US citizen detained while performing Umrah

Salem of Yemeni origin was taken into custody after getting into a dispute with security officials, says family


AFP November 13, 2022
Suspects detained during a Ramadan crackdown in Makkah. PHOTO: AFP

A US citizen has been detained in Saudi Arabia after getting into a dispute with security officials while performing the Umrah pilgrimage, a family spokesperson told AFP on Sunday.

Mohamad Salem was taken into custody on November 1 and has been transferred to a maximum-security facility typically used for high-profile political prisoners and suspected terrorists, Abdallah Moughni said by phone from the US state of Michigan, where Salem lives.

He is one of several Americans who have recently run afoul of Saudi authorities, amid heightened tensions between the two long-time partners over global oil supply.

Salem, a 63-year-old of Yemeni origin, travelled to Saudi Arabia with two of his sons to perform the Umrah pilgrimage at the Grand Mosque in Makkah, Moughni said.

While in line, he got into a verbal altercation with security officials who separated him from his sons.

Later, two men approached him, saying they were from Libya and asking what happened.

The two men turned out to be undercover Saudi agents, and Salem was detained, Moughni said.

Saudi officials and the US embassy in Riyadh did not immediately respond to requests for comment.

Moughni said the embassy had provided Salem's family with a list of possible lawyers but so far none had agreed to take the case.

Salem's relatives do not know whether he has been charged.

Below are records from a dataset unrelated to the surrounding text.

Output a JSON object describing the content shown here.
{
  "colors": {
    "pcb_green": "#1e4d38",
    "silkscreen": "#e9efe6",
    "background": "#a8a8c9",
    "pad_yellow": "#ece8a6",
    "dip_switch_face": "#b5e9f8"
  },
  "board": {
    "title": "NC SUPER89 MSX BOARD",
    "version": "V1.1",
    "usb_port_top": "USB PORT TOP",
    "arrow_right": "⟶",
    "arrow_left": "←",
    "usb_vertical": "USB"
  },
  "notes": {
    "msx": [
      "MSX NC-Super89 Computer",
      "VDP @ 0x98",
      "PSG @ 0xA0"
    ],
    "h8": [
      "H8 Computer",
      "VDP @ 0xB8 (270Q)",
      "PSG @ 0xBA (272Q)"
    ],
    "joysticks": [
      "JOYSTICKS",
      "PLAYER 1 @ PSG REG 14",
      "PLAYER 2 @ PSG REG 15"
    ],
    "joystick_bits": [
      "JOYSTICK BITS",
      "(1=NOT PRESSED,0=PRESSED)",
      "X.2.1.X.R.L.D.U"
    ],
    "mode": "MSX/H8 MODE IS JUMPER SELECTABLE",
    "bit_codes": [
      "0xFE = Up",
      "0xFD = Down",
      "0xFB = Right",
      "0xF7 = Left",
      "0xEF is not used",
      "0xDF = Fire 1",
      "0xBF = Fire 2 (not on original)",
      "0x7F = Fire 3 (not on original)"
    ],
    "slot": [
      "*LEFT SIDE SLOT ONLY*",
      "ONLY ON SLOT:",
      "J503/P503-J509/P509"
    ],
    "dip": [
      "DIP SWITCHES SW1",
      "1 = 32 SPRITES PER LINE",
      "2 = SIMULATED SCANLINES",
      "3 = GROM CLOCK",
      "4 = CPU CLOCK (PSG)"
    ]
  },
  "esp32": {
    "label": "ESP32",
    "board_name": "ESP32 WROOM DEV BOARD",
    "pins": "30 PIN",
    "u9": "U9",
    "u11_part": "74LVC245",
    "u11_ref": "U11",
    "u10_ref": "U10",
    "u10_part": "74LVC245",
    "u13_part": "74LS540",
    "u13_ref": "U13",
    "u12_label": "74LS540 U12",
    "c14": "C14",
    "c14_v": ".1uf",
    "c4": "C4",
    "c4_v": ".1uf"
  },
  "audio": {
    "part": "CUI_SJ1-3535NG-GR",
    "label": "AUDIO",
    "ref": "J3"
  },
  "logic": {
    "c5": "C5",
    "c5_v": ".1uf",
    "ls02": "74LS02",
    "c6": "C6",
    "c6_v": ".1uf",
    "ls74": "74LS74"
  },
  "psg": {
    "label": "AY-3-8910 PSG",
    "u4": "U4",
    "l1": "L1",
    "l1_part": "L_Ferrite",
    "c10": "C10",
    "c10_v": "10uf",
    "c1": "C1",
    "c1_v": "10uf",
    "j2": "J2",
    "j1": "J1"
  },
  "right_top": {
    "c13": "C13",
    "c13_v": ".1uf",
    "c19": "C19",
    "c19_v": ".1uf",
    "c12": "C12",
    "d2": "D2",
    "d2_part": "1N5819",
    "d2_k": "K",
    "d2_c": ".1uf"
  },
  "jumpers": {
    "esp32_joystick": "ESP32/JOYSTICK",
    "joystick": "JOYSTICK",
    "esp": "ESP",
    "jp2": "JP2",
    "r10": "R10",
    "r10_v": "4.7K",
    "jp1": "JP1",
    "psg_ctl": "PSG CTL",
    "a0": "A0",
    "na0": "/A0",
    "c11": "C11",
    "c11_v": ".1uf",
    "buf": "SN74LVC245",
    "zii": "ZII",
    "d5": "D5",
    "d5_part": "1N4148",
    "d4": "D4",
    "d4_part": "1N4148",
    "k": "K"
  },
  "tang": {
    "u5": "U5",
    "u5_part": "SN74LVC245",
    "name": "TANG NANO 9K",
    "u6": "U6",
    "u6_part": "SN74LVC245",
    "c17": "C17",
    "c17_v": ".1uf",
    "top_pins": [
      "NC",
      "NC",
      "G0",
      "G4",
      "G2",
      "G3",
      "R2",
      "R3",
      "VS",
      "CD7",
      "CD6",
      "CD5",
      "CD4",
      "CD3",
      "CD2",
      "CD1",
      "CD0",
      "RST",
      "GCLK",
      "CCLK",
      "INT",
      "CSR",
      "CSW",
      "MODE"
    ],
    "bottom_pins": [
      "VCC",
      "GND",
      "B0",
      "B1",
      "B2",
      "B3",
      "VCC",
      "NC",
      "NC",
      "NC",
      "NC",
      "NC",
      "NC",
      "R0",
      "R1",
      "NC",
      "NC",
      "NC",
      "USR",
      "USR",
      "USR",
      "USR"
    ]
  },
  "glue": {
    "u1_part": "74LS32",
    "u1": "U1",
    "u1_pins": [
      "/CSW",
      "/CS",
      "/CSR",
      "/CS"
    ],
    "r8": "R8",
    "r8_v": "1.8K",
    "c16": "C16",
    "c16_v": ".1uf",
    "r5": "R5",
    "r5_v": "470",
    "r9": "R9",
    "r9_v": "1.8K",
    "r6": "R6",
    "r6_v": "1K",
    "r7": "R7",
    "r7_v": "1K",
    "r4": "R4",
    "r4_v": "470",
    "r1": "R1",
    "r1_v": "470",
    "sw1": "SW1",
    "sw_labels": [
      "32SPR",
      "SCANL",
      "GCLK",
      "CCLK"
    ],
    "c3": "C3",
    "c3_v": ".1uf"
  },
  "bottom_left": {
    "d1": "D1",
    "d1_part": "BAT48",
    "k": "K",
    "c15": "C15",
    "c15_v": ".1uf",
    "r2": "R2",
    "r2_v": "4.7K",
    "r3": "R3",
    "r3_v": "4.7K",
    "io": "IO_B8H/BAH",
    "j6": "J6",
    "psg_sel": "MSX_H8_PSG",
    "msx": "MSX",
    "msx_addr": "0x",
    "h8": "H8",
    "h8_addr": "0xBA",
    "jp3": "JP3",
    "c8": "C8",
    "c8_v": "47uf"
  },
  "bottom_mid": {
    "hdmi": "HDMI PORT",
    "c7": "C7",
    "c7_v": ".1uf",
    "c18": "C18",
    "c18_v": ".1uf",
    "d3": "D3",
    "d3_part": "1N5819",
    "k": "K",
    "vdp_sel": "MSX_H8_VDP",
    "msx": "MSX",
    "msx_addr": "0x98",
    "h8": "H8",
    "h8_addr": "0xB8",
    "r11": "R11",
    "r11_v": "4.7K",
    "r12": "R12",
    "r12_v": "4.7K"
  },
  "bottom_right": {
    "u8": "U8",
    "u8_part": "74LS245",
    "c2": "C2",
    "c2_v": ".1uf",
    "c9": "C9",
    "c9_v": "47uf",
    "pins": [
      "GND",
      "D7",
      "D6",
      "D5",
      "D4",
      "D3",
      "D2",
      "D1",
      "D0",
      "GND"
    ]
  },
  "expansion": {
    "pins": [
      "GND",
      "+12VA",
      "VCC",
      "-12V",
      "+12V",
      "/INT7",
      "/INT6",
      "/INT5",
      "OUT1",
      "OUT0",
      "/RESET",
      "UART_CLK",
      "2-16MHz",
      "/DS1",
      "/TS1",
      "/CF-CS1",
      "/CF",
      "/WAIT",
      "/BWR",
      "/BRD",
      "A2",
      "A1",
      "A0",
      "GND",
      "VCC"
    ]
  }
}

Last month, the family of Saad Ibrahim Almadi, a 72-year-old US citizen of Saudi origin, said he had received a 16-year prison sentence apparently because of Twitter posts on topics including the war in Yemen and the 2018 killing of journalist Jamal Khashoggi.

This week, Carly Morris, an American woman who has publicly accused her Saudi ex-husband of trapping their daughter in the kingdom under so-called guardianship laws, was briefly detained but then released.

Moughni told AFP he hoped that political disagreements between Riyadh and Washington would not affect how Salem is treated.

The two countries have been at odds over Saudi Arabia's push to cut oil production, which the White House has said amounts to siding with Russia in the Ukraine war.

"Hopefully the citizens don't have to suffer for the words of the government," Moughni said.

"We are allies at the end of the day. And at some point there needs to be some type of benefit to being an ally."